Robert Abubo was on Dancemakers board of directors from 2020-22, as part of the team that stepped up from the community to keep it from sinking, and to reform it into its current iteration. In 2017 he was also on hub14’s board during its transition from being led by three co-artistic directors, to a spaceless organisation that supports indigenous inspired leadership, reborn as Creative Mafia.
He is a graduate of the Royal Winnipeg Ballet School, where he studied under David Moroni in the professional division. He worked with Le Groupe Dance Lab in Ottawa from 1994 to 2006 under artistic director Peter Boneham, and with Dancemakers from 2008 to 2015 (under artistic director Michael Trent until 2014). As an independent artist, he has worked with Bill James, Tedd Robinson, Sylvain Émard, Lynda Gaudreau, Shannon Cooney, Bill James, Luc Dunberry, Winnipeg’s Contemporary Dancers, Heidi Strauss, Kate Hilliard, Ame Henderson, Dana Gingras, Ben Kamino, Valerie Calam, Robyn Breen, Kate Nankervis, Amanda Acorn, Plastic Orchid Factory, Jordan Tannahill, Louise Lecavalier, K.G. Guttman, Mohammadreza Akrami, Tony Chong, Andreane Leclerc, Serge Aimé, Carol Prieur, Aurelie Pedron, and Tamara Cubas.

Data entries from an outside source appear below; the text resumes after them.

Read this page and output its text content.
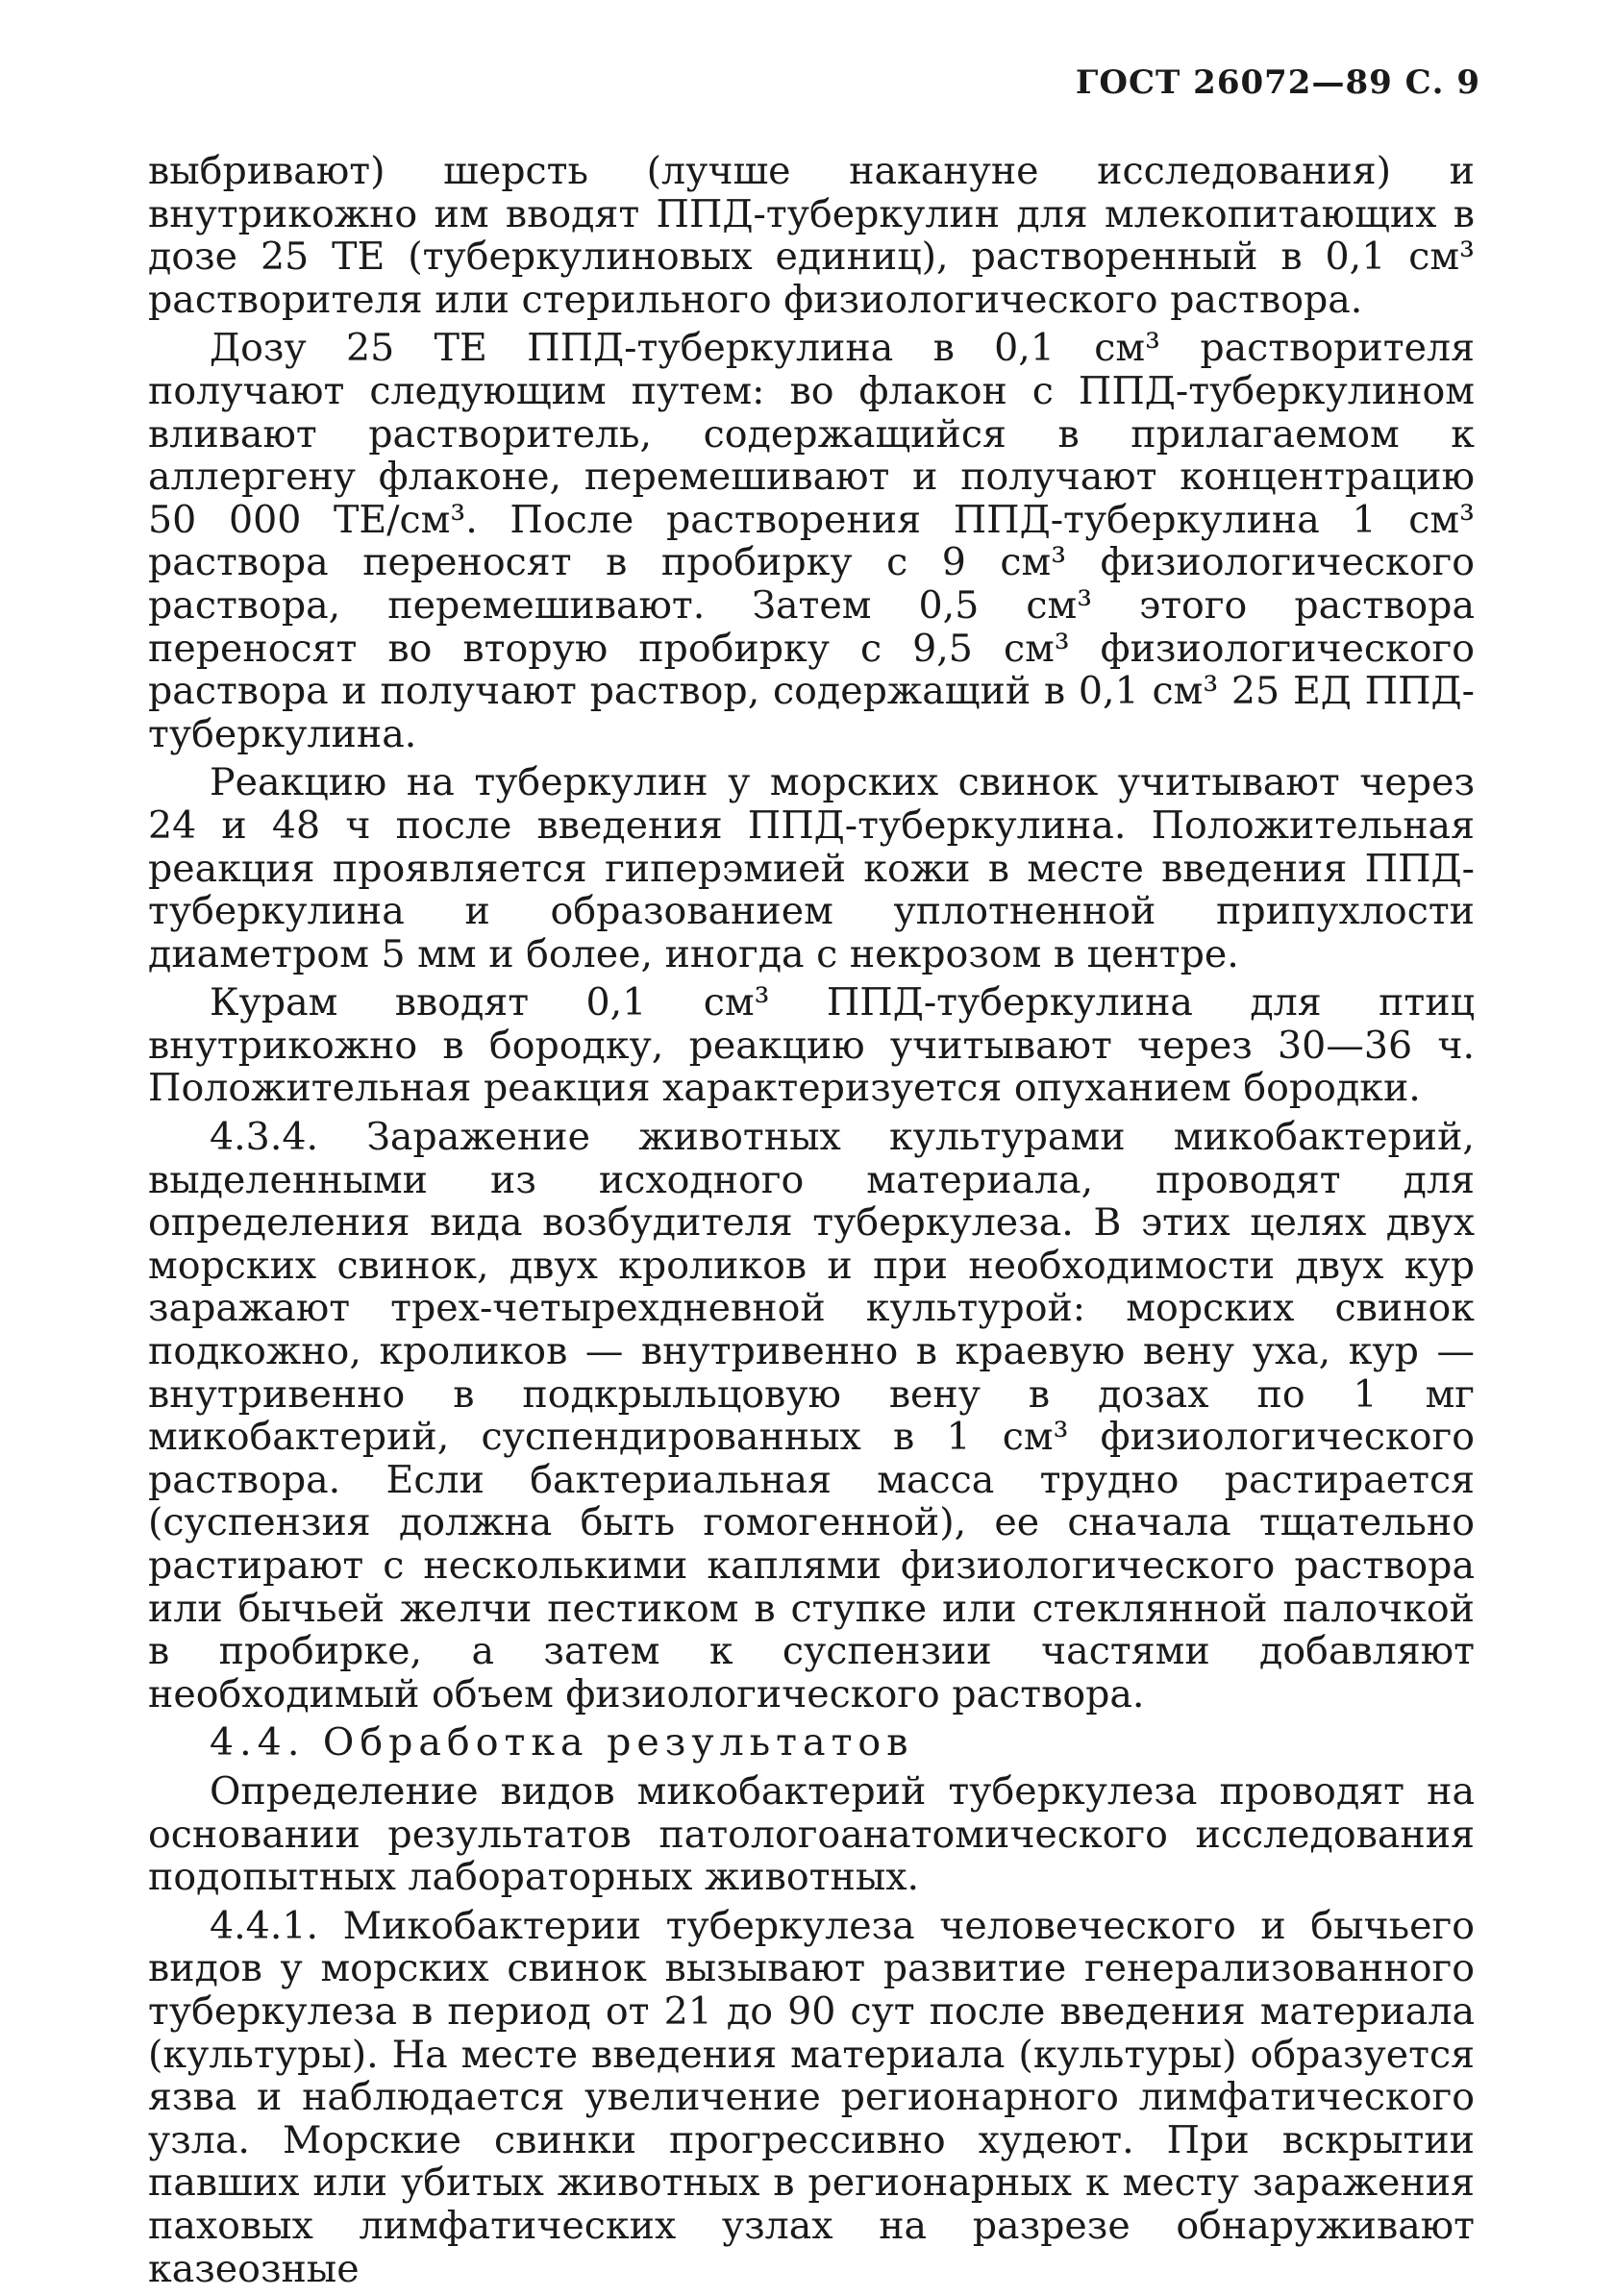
ГОСТ 26072—89 С. 9

выбривают) шерсть (лучше накануне исследования) и внутрикожно им вводят ППД-туберкулин для млекопитающих в дозе 25 ТЕ (туберкулиновых единиц), растворенный в 0,1 см³ растворителя или стерильного физиологического раствора.

Дозу 25 ТЕ ППД-туберкулина в 0,1 см³ растворителя получают следующим путем: во флакон с ППД-туберкулином вливают растворитель, содержащийся в прилагаемом к аллергену флаконе, перемешивают и получают концентрацию 50 000 ТЕ/см³. После растворения ППД-туберкулина 1 см³ раствора переносят в пробирку с 9 см³ физиологического раствора, перемешивают. Затем 0,5 см³ этого раствора переносят во вторую пробирку с 9,5 см³ физиологического раствора и получают раствор, содержащий в 0,1 см³ 25 ЕД ППД-туберкулина.

Реакцию на туберкулин у морских свинок учитывают через 24 и 48 ч после введения ППД-туберкулина. Положительная реакция проявляется гиперэмией кожи в месте введения ППД-туберкулина и образованием уплотненной припухлости диаметром 5 мм и более, иногда с некрозом в центре.

Курам вводят 0,1 см³ ППД-туберкулина для птиц внутрикожно в бородку, реакцию учитывают через 30—36 ч. Положительная реакция характеризуется опуханием бородки.

4.3.4. Заражение животных культурами микобактерий, выделенными из исходного материала, проводят для определения вида возбудителя туберкулеза. В этих целях двух морских свинок, двух кроликов и при необходимости двух кур заражают трех-четырехдневной культурой: морских свинок подкожно, кроликов — внутривенно в краевую вену уха, кур — внутривенно в подкрыльцовую вену в дозах по 1 мг микобактерий, суспендированных в 1 см³ физиологического раствора. Если бактериальная масса трудно растирается (суспензия должна быть гомогенной), ее сначала тщательно растирают с несколькими каплями физиологического раствора или бычьей желчи пестиком в ступке или стеклянной палочкой в пробирке, а затем к суспензии частями добавляют необходимый объем физиологического раствора.

4.4. Обработка результатов

Определение видов микобактерий туберкулеза проводят на основании результатов патологоанатомического исследования подопытных лабораторных животных.

4.4.1. Микобактерии туберкулеза человеческого и бычьего видов у морских свинок вызывают развитие генерализованного туберкулеза в период от 21 до 90 сут после введения материала (культуры). На месте введения материала (культуры) образуется язва и наблюдается увеличение регионарного лимфатического узла. Морские свинки прогрессивно худеют. При вскрытии павших или убитых животных в регионарных к месту заражения паховых лимфатических узлах на разрезе обнаруживают казеозные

His choreographies have been presented at the Canada Dance Festival, Tangente, Dancer’s Studio West, Kaeja d’Dance, Dancemakers, Nuit Blanche (Toronto), CanAsian Dance Festival, Toronto Love-In, Interplay, ODD, DJD, and Short & Sweet (Guelph) with Lexi Vajda.

Dance artist Katie Ward works from the traditional unceded territories of the Haudenosaunee and Anishinaabe nations. She draws from the inner world of the self and an experience of change connected to the world. Her works contain non-linear assemblages of forms, entities and rhythms, from score-led dance. In her work, audience-performer relationships are not static – inviting a lively spectatorship. She has developed multiple stage dance performances, a spectator led performance, and a radio performance, Katie offers workshops, practice sharing and mentoring situations. Katie has presented her work in the UK, France, USA, Québec and across Canada. With Marie Claire Forté, Katie is developing a practice sharing that actualises dancer’s ever-changing embodied imagination – for dancing that continually forms and re-forms itself. Katie holds a Master of Theatre Practices from Artez University, in Arnhem Netherlands.

Emma Dal Monte is a Montréal-based professional dance artist and teacher, originally from Nanaimo, BC. Emma is a graduate of the School of Contemporary Dancers, and her training also includes intensives at Arts Umbrella, Modus Operandi, and Kaeja d’Dance. She co-produced Bloom during an internship with MascallDance.
As a dancer, Emma has worked professionally with @tendance/C. Medina (AT), Alexandra Winters (CAN), Roberto Mosqueda (ESP), Le Fils d’Adrien Danse (CAN), Jasmine Ellis (DE), Stephanie Ballard (CAN), MascallDance (CAN), Odette Heyn Projects (CAN), and she was a cast member of Winnipeg’s Contemporary Dancers’ Verge for three years. She collaborated on and performed in a new work at SFU’s CRASH (CAN), and performed a piece by Trevor Pick at the Manitoba Museum to celebrate the 100th anniversary of the 1919 General Strike.
Emma has the joy of teaching recreational and pre-professional students of all ages. She was previously on faculty at the School of Contemporary Dancers in their Junior Professional Program and General Program, and was an occasional rehearsal director for the Professional Program. She has recently relocated from Winnipeg to Montréal and has shifted her focus from performance work to teaching, choreographing, and rehearsal directing.